If you've gotten this far, you'll probably be wondering why I played this game at all, since I haven't had much nice to say about it. Well, here's the thing, for all the stupid mistakes it makes - and it makes those in spades - you're left with the impression that somewhere, deep inside, there's a far better game waiting to get out. The combat is genuinely great fun, but it's slowed down to a laborious crawl because of the constantly spawning enemies. The few times you're allowed to maintain a kill-and-move rhythm, the gameplay improves no end. The cast are a bunch of one-note assholes, but some of them are surprisingly likeable, indulging in banter and the like. The idea of seeing the same area from different time periods is an absolutely fantastic one and woefully underused. Last game I can remember playing that trick was Eternal Darkness back on the Gamecube. Just a crushing pity that the graphics exemplify everything wrong with the current generation: very pretty, very shiny, physically incapable of displaying any colours other than brown, grey and bloom.

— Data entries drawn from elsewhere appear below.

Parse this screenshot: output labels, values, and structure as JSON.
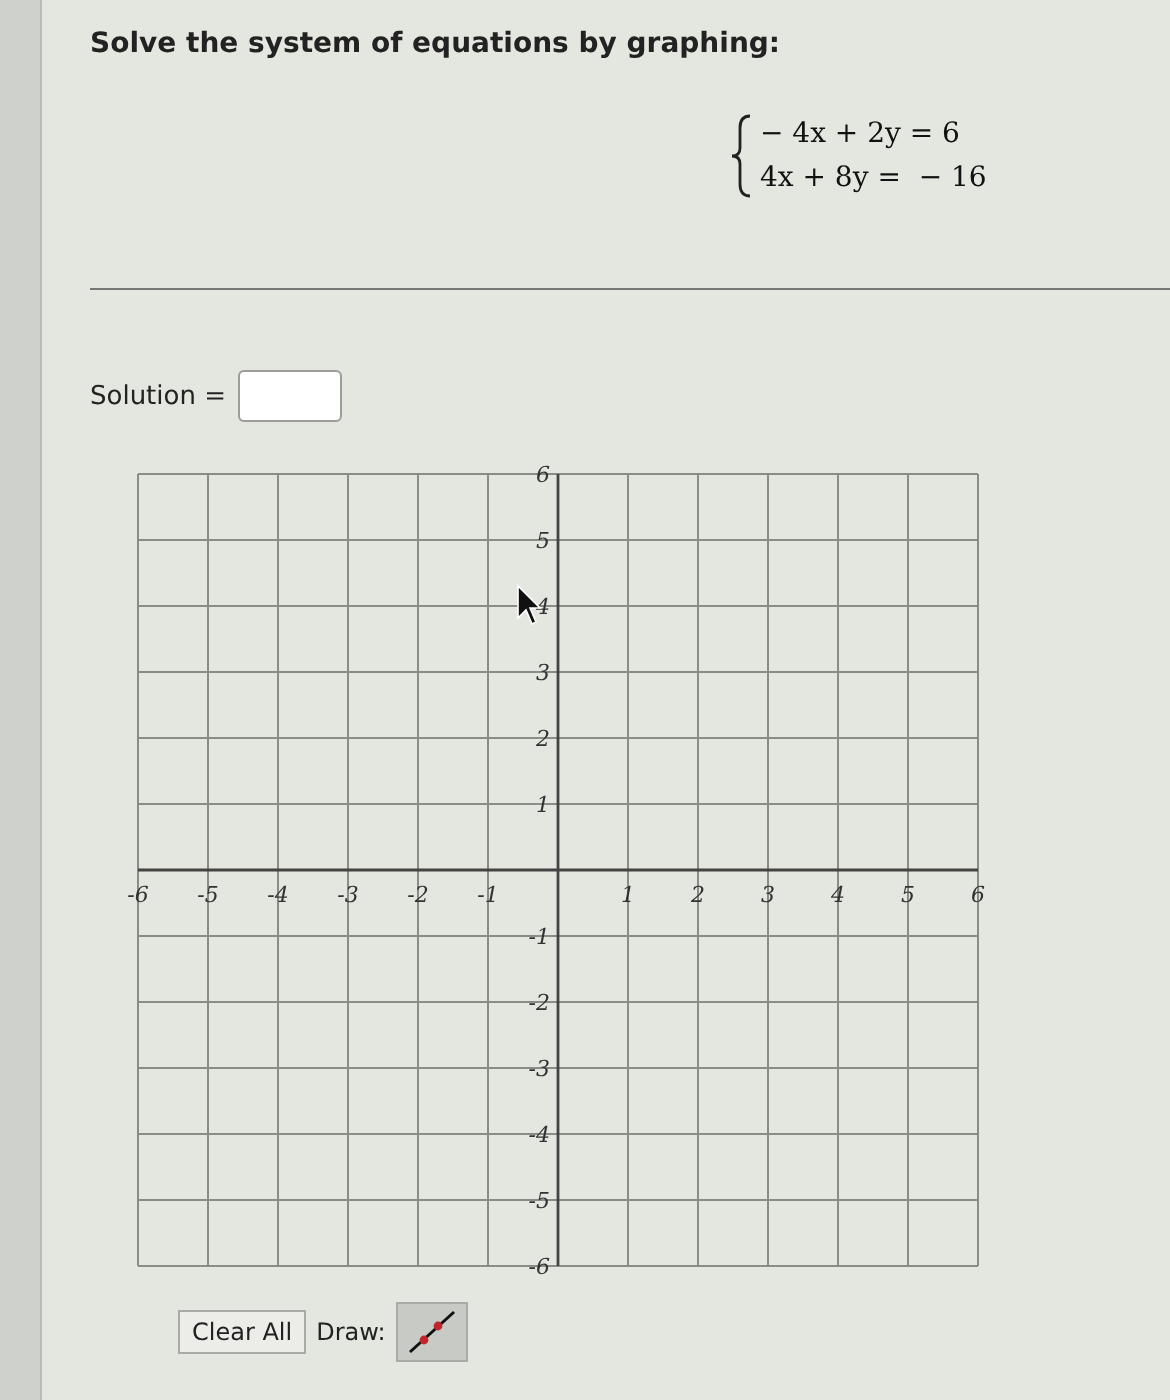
{
  "prompt": "Solve the system of equations by graphing:",
  "equations": [
    "− 4x + 2y = 6",
    "4x + 8y =  − 16"
  ],
  "solution": {
    "label": "Solution ="
  },
  "graph": {
    "x_ticks": [
      "-6",
      "-5",
      "-4",
      "-3",
      "-2",
      "-1",
      "1",
      "2",
      "3",
      "4",
      "5",
      "6"
    ],
    "y_ticks": [
      "6",
      "5",
      "4",
      "3",
      "2",
      "1",
      "-1",
      "-2",
      "-3",
      "-4",
      "-5",
      "-6"
    ]
  },
  "controls": {
    "clear_button": "Clear All",
    "draw_label": "Draw:",
    "line_tool": {
      "selected": true
    }
  }
}
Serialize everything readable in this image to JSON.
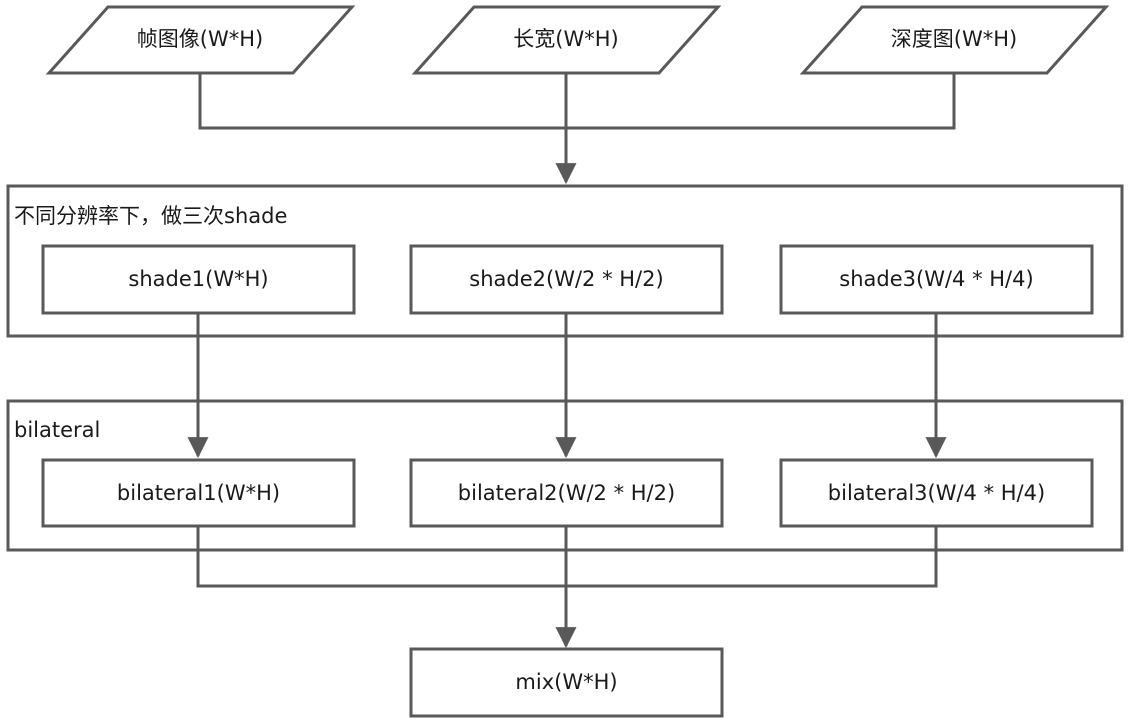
{
  "inputs": {
    "frame": "帧图像(W*H)",
    "size": "长宽(W*H)",
    "depth": "深度图(W*H)"
  },
  "shade_group": {
    "label": "不同分辨率下，做三次shade",
    "shade1": "shade1(W*H)",
    "shade2": "shade2(W/2 * H/2)",
    "shade3": "shade3(W/4 * H/4)"
  },
  "bilateral_group": {
    "label": "bilateral",
    "bilateral1": "bilateral1(W*H)",
    "bilateral2": "bilateral2(W/2 * H/2)",
    "bilateral3": "bilateral3(W/4 * H/4)"
  },
  "output": {
    "mix": "mix(W*H)"
  },
  "colors": {
    "stroke": "#595959",
    "text": "#1a1a1a",
    "background": "#ffffff"
  }
}
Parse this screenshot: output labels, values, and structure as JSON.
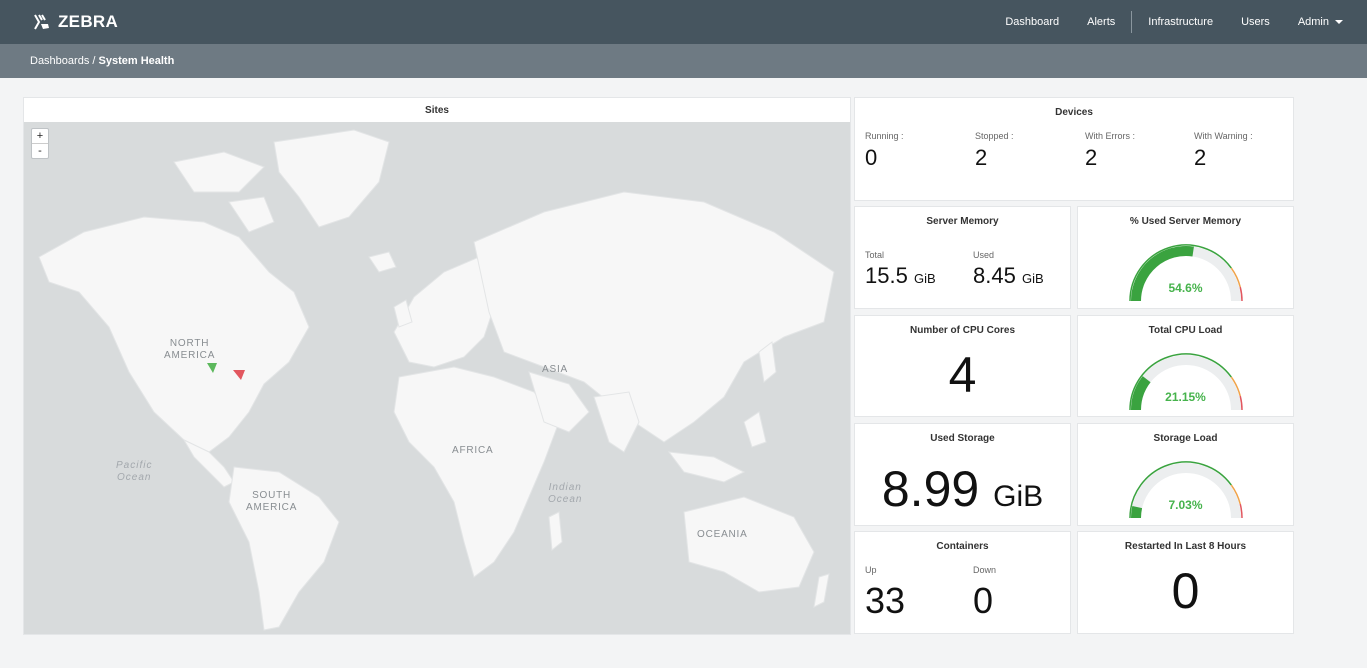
{
  "app": {
    "brand": "ZEBRA",
    "nav": [
      "Dashboard",
      "Alerts",
      "Infrastructure",
      "Users"
    ],
    "admin_label": "Admin"
  },
  "breadcrumb": {
    "parent": "Dashboards",
    "separator": " / ",
    "current": "System Health"
  },
  "sites": {
    "title": "Sites",
    "zoom_in": "+",
    "zoom_out": "-",
    "labels": {
      "north_america": "NORTH\nAMERICA",
      "south_america": "SOUTH\nAMERICA",
      "africa": "AFRICA",
      "asia": "ASIA",
      "oceania": "OCEANIA",
      "pacific": "Pacific\nOcean",
      "indian": "Indian\nOcean"
    },
    "markers": [
      {
        "status": "ok",
        "color": "#5cb85c"
      },
      {
        "status": "error",
        "color": "#e2575f"
      }
    ]
  },
  "devices": {
    "title": "Devices",
    "running_label": "Running :",
    "running": "0",
    "stopped_label": "Stopped :",
    "stopped": "2",
    "errors_label": "With Errors :",
    "errors": "2",
    "warning_label": "With Warning :",
    "warning": "2"
  },
  "server_memory": {
    "title": "Server Memory",
    "total_label": "Total",
    "total": "15.5",
    "total_unit": "GiB",
    "used_label": "Used",
    "used": "8.45",
    "used_unit": "GiB"
  },
  "used_memory_gauge": {
    "title": "% Used Server Memory",
    "value": 54.6,
    "label": "54.6%"
  },
  "cpu_cores": {
    "title": "Number of CPU Cores",
    "value": "4"
  },
  "cpu_load_gauge": {
    "title": "Total CPU Load",
    "value": 21.15,
    "label": "21.15%"
  },
  "used_storage": {
    "title": "Used Storage",
    "value": "8.99",
    "unit": "GiB"
  },
  "storage_load_gauge": {
    "title": "Storage Load",
    "value": 7.03,
    "label": "7.03%"
  },
  "containers": {
    "title": "Containers",
    "up_label": "Up",
    "up": "33",
    "down_label": "Down",
    "down": "0"
  },
  "restarted": {
    "title": "Restarted In Last 8 Hours",
    "value": "0"
  },
  "colors": {
    "topbar": "#46555f",
    "breadbar": "#6e7a83",
    "gauge_green": "#3aa33f",
    "gauge_orange": "#f0a34a",
    "gauge_red": "#e2575f",
    "gauge_track": "#eceeef"
  }
}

And as for the ending, what ending? There's a brief 10 second uncontrollable cutscene after the complete non-entity of a final boss ("Oh no! It's immune to our weapons! Let's all fire wildly in the hope that will change!"), and then the credits roll. That's it, so long, thanks for all the fish. A lack of an ending is a complete kick in the balls after spending any decent length of time of a game. I know studies have shown that only one or two in ten people will ever reach the ending of any given game, but getting a decent ending should be a reward for our diligence and appreciation, rather than an afterthought, the equivalent of the dev team walking in and saying 'what, you're still here?!' then doing some half-assed shadow puppetry until we get bored and go home.
There really is a good game in here, and there are occasional flashes of that greatness to keep you playing. Whether these flashes are actually a sign of something special, an idiot savant showing off their smarts, or heartless cockteasing is up to the player to decide. In my mind, this could've been a superior game if they'd been able to fully realise what they have on offer here. But, for whatever reasons, they couldn't and all we're left with is a basic shooter with some great ideas and occasional glimpses of something better. Clive Barker himself has spoken of a possible sequel, though whether that will appear as a game, a book or even possibly as a movie, is something we'll have to wait and see.